The Biden administration also told the Supreme Court that the injunction “imposed unprecedented limits on the ability of the President’s closest aides to use the bully pulpit to address matters of public concern, on the FBI’s ability to address threats to the Nation’s security, and on the CDC’s ability to relay public-health information at platforms’ request. And the Fifth Circuit’s holding that platforms’ content-moderation decisions are state action would subject those private actions to First Amendment constraints—a radical extension of the state-action doctrine.”

This isn’t the only case on social media regulation that SCOTUS will hear. The court last month agreed to take up Big Tech challenges to Texas and Florida social media laws. The Florida law attempts to make it illegal for large social media sites like Facebook and X (formerly Twitter) to ban politicians, while the Texas law prohibits social media companies from moderating content based on a user’s “viewpoint.”

Alito’s dissent

Alito’s dissent on Friday, which was joined by Thomas and Gorsuch, criticized the majority for issuing its decision “without any explanation.” The decision “suspends the effect of that injunction until the Court completes its review of this case, an event that may not occur until late in the spring of next year,” Alito wrote.

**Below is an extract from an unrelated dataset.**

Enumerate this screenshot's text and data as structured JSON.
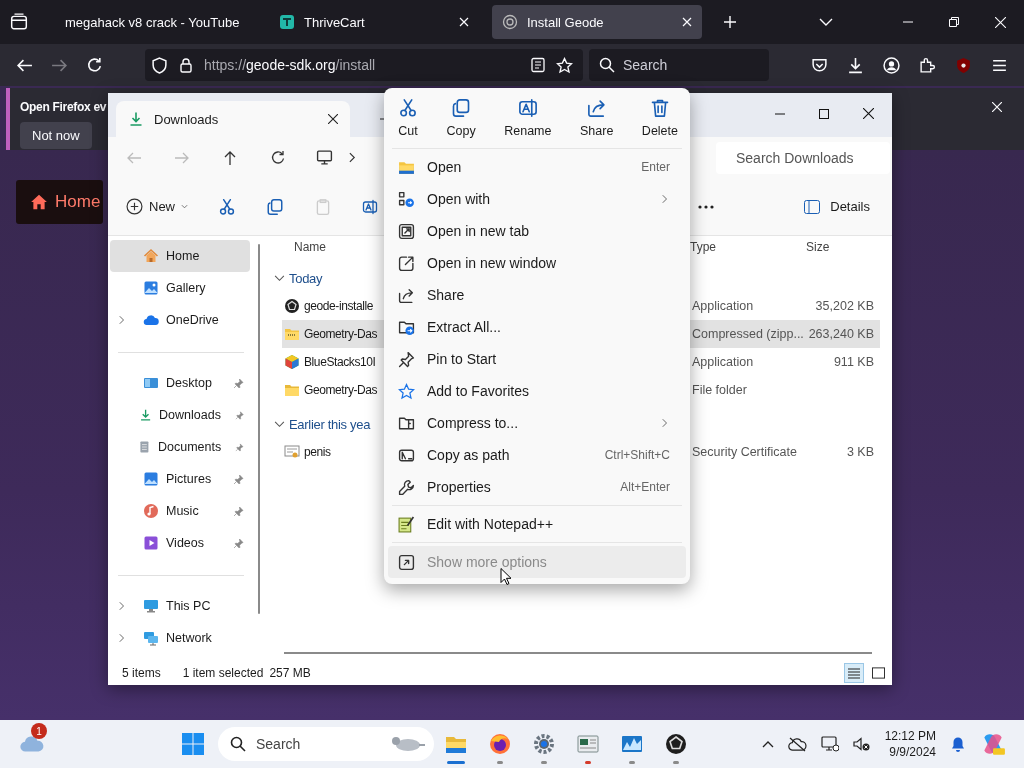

“Government censorship of private speech is antithetical to our democratic form of government, and therefore today’s decision is highly disturbing,” Alito’s dissent said. A stay requires the government to show that there is “a likelihood that irreparable harm will result from the denial of a stay,” Alito wrote, arguing that the Biden administration did not clear that bar.

“Instead of providing any concrete proof that ‘harm is imminent,’ the Government offers a series of hypothetical statements that a covered official might want to make in the future and that, it thinks, might be chilled. But hypotheticals are just that—speculation that the Government ‘may suffer irreparable harm at some point in the future,’ not concrete proof,” Alito wrote.

“The injunction applies only when the Government crosses the line and begins to coerce or control others’ exercise of their free-speech rights,” Alito wrote. “Does the Government think that the First Amendment allows Executive Branch officials to engage in such conduct? Does it have plans for this to occur between now and the time when this case is decided?”

Alito said he would deny the government’s application for a stay but “specify in the order that in the unlikely event that a concrete occurrence presents a risk of irreparable harm, the Government can apply for relief at that time, including, if necessary, by filing an emergency application here. Such an order would fully protect the ability of Executive Branch officials to speak out on matters of public concern.”